I was over at Mom and Dad's yesterday when their paper came and I saw an article on the front page that cought my eye. It had this great old picture of people in front of this beautiful old house. Of course, this is right up my ally so I had to read and see what was up. (the picture is below, courtesy of Messenger Post Newspapers).
The article was about, in short, a house built in 1810 that had just been knocked down to make room for condos or some such thing. Here are links to the two articles:
Two Centuries: The story of Lincoln Hill
Lincoln Hill Inn Demolished
This piece of history - gone. What is going on with people and towns throwing away their heritage? What kind of place or person are you without your history? So many stories and artifacts and things to learn gone because of a mix of factors. Selling of property, no decendants, money hungry developers - until they do another story we will not know the full story, but I can say this: it really is a sad day when people favor making another million over their past. What is a price for your past? How much are you willing to throw away?
Do not get me started on development. I have seen way too many nice corn fields, old barns and homes, and cow pastures turned into tracts of modern houses - cheaply made, over priced eyesores that are so close together you can stand between two and touch both. Developers take over land and squeeze as much money as they can out by exploiting every resource on it. Then they build and build until it is full, and then move on to the next place. Money, money, money.
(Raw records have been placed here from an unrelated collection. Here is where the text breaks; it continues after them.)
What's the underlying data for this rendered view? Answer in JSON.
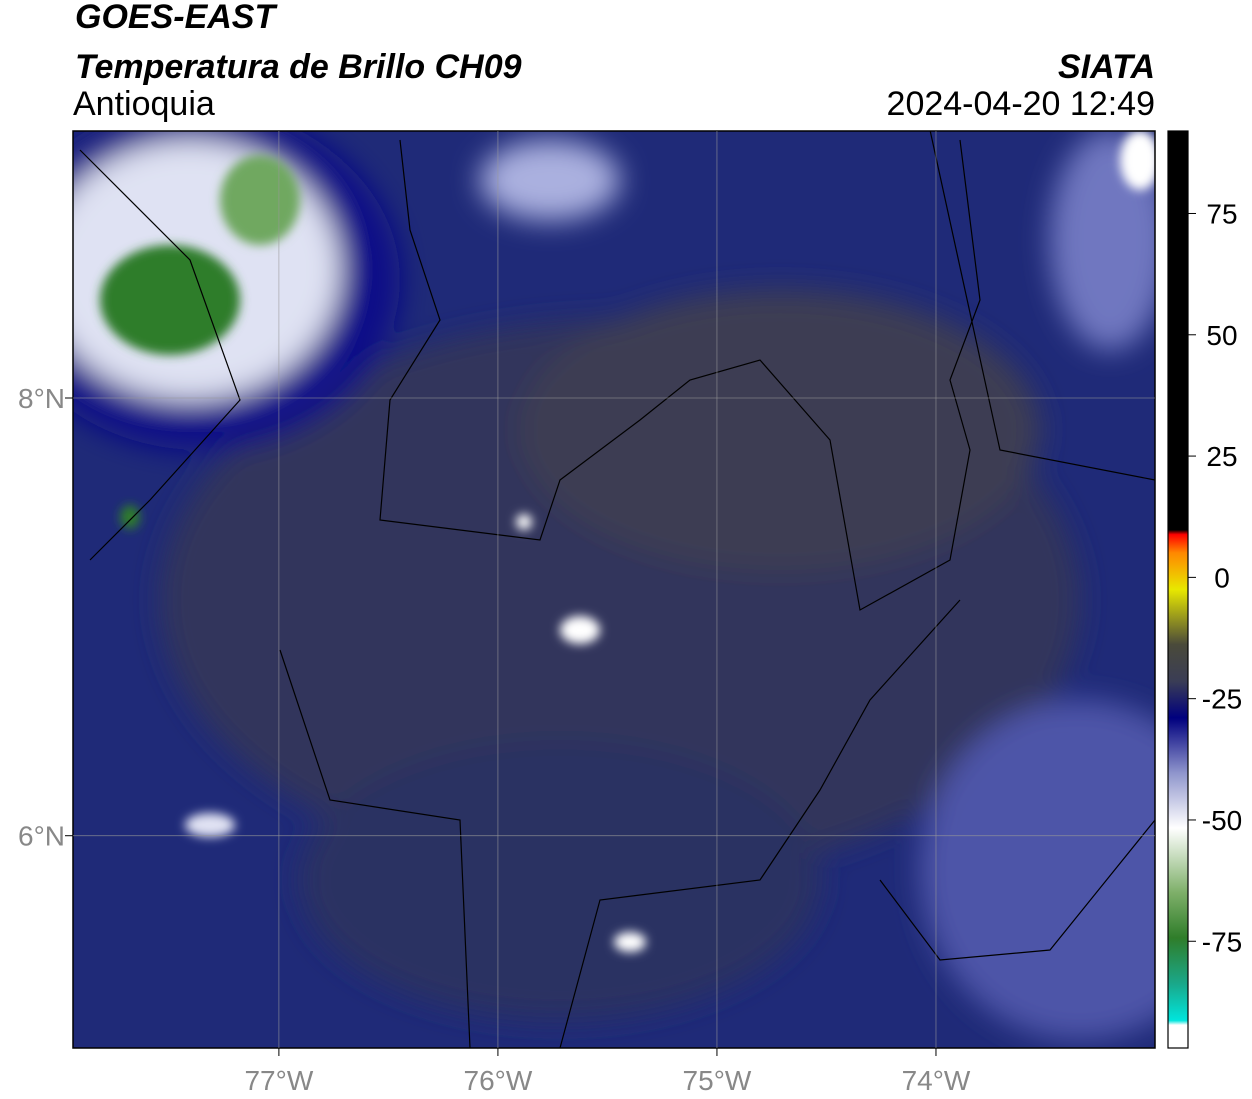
{
  "header": {
    "satellite": "GOES-EAST",
    "product": "Temperatura de Brillo CH09",
    "region": "Antioquia",
    "source": "SIATA",
    "datetime": "2024-04-20 12:49"
  },
  "map": {
    "xlim": [
      -77.94,
      -73.0
    ],
    "ylim": [
      5.03,
      9.22
    ],
    "xticks": [
      {
        "value": -77,
        "label": "77°W"
      },
      {
        "value": -76,
        "label": "76°W"
      },
      {
        "value": -75,
        "label": "75°W"
      },
      {
        "value": -74,
        "label": "74°W"
      }
    ],
    "yticks": [
      {
        "value": 8,
        "label": "8°N"
      },
      {
        "value": 6,
        "label": "6°N"
      }
    ],
    "grid": true
  },
  "colorbar": {
    "lim": [
      -97,
      92
    ],
    "ticks": [
      75,
      50,
      25,
      0,
      -25,
      -50,
      -75
    ]
  }
}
It is all so very sad to me. Even in my own tiny home town, there has been so much done. The oldest and most historic barn in town looks like it is being allowed to rot into the ground. A resturant that had been in business since before WWII was bought by a crook who burned it down for insurnace money and fled the country. This same crook killed a herd of Buffalo by denying them water during a heat wave in July. what s left of the building sits now, empty and unmaintained and the buffalo pasture is stark and empty except for the occasional cow allowed to graze there.
Landmarks and memories and history - all gone.
I will follow this story on Lincoln Hill and let you know what happens next.
Nothing is more important than history. Its lessons are invaluable. Old homes, old buildings, old people - all the stories and lessons and ideas that we could all do well to listen to.